The stifled offense ruined a solid outing from starter Andy Pettitte, who picked up his seventh loss of the season. Pettitte was beat up by three hits and two walks in Baltimore's three-run third inning, but faced the minimum 12 batters over his final four frames. Pettitte is now 6-7 on the season, and has a 5.84 ERA in June and July.
"You feel bad because that's pretty much been the story for Pet this year," shortstop Derek Jeter said. "He seems to go out and pitch well, and we haven't scored too many runs for him. We'd like to, but it just didn't happen."
After the game, though, the veteran lefty put much of the blame on his own shoulders.
"It cost us the game," Pettitte said of his troubles during the Orioles' third-inning rally. "It was terrible. I hate it that it was such a battle for me again. It's just not easy for me at all. I made a lot of mistakes in the middle of the zone, and they hurt me."
Orioles first baseman Kevin Millar added an insurance tally with a solo home run off right-handed reliever Scott Proctor in the eighth inning, but it wouldn't matter. Yankees hitters mustered only seven hits, their second straight quiet game from the plate after opening up for 13 hits in each of their previous five games.
Before the loss, the Yankees completed the final two innings of a game that was suspended June 28 due to rain. They hung on win, 8-7, but couldn't use the momentum to propel them past the streaking Orioles, who have now won five straight games.

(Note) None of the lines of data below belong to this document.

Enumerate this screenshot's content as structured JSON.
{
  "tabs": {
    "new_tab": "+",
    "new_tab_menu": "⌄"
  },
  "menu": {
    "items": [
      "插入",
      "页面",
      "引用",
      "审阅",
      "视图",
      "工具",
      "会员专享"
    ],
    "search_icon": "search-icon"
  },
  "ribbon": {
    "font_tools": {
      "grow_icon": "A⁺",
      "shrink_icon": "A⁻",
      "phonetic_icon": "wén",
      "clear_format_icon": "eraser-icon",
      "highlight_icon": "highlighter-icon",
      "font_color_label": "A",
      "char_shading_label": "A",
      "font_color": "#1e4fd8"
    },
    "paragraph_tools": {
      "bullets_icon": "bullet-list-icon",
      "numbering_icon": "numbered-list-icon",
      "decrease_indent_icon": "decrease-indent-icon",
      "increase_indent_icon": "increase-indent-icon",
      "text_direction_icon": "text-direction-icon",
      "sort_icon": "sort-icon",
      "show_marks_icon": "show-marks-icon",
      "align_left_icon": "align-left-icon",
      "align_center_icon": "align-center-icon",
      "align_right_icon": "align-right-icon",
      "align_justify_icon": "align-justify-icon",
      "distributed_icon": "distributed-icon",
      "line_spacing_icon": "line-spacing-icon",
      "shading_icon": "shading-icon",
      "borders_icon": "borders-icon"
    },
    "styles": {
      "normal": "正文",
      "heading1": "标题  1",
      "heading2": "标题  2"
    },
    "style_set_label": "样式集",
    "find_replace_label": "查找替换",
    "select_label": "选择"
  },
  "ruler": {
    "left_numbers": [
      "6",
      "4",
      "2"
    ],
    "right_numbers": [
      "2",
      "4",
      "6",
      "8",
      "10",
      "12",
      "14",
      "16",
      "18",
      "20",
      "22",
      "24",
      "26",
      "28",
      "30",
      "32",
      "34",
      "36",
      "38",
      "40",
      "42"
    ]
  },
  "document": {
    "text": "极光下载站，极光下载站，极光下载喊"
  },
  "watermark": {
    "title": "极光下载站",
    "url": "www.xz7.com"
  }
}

Third baseman Alex Rodriguez celebrated his 32nd birthday, but went 0-for-2 with two walks to stay at 499 career home runs. Oriole Park at Camden Yards sold out for only the second time this year, and flashbulbs littered the field each time the All-Star stepped to the plate in search of No. 500.
"I felt like I was pitching to Barry Bonds or something," Guthrie said. "He's obviously deserving, and he's got a great career that he's just in the middle of. It's fun, but you don't want to be part of history. You just go and attack him and give him a chance. If he beats you, you tip your cap to him. A lot of times he does beat you. That's how good of a player he is."
Rodriguez wasn't able to beat Guthrie, however, and neither was the majority of his teammates. Guthrie improved to 5-1 when he lasts past the sixth inning, and earned the praise of several Yankees hitters.
"Especially in close games, you've got to find ways to push runs across," said Jeter, who went 0-for-4 Friday. "But he pitched well, and he pitched well that last time he faced us. He has a good arm."